Le 13 juillet dernier, le premier ministre canadien annonçait la nomination de Julie Payette au poste de gouverneur général du Canada.

Savoir mettre cartes sur table

Ce n'est sûrement pas l'idée du siècle. Justin Trudeau a choisi de ne pas commenter le fait que des accusations de voies de fait avaient été déposées puis retirées contre la gouverneure générale désignée, Julie Payette, alors qu'elle vivait aux États-Unis en 2011. Le premier ministre aurait dû saisir l'occasion pour expliquer aux Canadiens que ces accusations avaient été abandonnées deux semaines après leur dépôt.
Peu importe l'opinion qu'on peut avoir sur la pertinence de la fonction de gouverneur général, il faut bien vivre avec les nominations à ce poste. À ce chapitre, l'annonce de la désignation de Julie Payette avait été reçue de façon favorable, de façon pratiquement unanime.

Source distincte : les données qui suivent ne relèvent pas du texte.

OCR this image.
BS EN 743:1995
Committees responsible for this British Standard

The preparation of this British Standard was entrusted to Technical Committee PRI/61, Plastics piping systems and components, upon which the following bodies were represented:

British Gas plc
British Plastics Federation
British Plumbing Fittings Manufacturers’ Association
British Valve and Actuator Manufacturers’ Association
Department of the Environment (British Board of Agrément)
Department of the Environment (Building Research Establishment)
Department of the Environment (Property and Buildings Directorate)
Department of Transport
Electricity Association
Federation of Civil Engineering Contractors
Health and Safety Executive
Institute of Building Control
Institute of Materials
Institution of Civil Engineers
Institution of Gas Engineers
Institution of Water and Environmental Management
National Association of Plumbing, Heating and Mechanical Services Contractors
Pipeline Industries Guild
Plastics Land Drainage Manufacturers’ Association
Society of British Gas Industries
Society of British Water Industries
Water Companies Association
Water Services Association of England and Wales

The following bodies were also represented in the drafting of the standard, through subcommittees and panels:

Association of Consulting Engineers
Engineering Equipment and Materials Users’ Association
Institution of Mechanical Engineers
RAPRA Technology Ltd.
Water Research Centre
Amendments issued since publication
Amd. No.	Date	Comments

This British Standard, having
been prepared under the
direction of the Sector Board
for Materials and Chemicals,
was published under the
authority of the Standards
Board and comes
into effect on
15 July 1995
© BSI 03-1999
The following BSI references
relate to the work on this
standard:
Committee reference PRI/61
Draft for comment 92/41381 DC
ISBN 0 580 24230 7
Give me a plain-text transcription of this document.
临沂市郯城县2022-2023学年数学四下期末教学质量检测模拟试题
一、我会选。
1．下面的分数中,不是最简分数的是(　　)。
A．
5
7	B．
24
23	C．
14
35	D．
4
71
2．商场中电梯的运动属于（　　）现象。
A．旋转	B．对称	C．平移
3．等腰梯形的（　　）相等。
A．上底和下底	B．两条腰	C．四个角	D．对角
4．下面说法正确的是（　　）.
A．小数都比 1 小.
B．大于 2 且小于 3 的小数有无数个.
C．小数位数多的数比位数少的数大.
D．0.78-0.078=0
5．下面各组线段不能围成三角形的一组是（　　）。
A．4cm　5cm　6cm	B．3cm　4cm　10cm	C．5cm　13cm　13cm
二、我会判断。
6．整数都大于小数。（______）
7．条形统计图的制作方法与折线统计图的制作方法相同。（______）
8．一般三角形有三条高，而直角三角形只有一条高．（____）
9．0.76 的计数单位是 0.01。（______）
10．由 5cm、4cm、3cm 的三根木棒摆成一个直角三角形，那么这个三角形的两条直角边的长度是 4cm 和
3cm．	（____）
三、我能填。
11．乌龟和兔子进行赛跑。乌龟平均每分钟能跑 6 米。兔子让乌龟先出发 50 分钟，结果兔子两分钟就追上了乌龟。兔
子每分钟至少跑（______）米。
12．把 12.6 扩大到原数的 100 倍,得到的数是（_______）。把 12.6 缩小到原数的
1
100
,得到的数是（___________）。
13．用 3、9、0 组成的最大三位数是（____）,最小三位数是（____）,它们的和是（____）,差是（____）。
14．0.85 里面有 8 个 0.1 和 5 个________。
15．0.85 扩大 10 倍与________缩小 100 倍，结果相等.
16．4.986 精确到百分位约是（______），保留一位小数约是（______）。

Mais voilà. En faisant une simple vérification d'antécédents, des journalistes ont trouvé cette inscription aux registres judiciaires de l'État du Maryland, selon laquelle Mme Payette avait fait l'objet d'accusations de voies de fait au second degré. Les documents ne font pas état des faits ayant entraîné le dépôt de ces accusations.
Plusieurs raisons peuvent expliquer l'arrêt des procédures dans cette affaire de dispute domestique. Le plaignant serait l'ex-conjoint de Julie Payette, William Flynn, qui serait également la victime alléguée. Mais à partir du moment où il y a dépôt d'un nolle prosequi, l'affaire est considérée comme close. Julie Payette n'a jamais été reconnue coupable de quoi que ce soit.
Le problème, c'est que des traces subsistent, notamment sur le web.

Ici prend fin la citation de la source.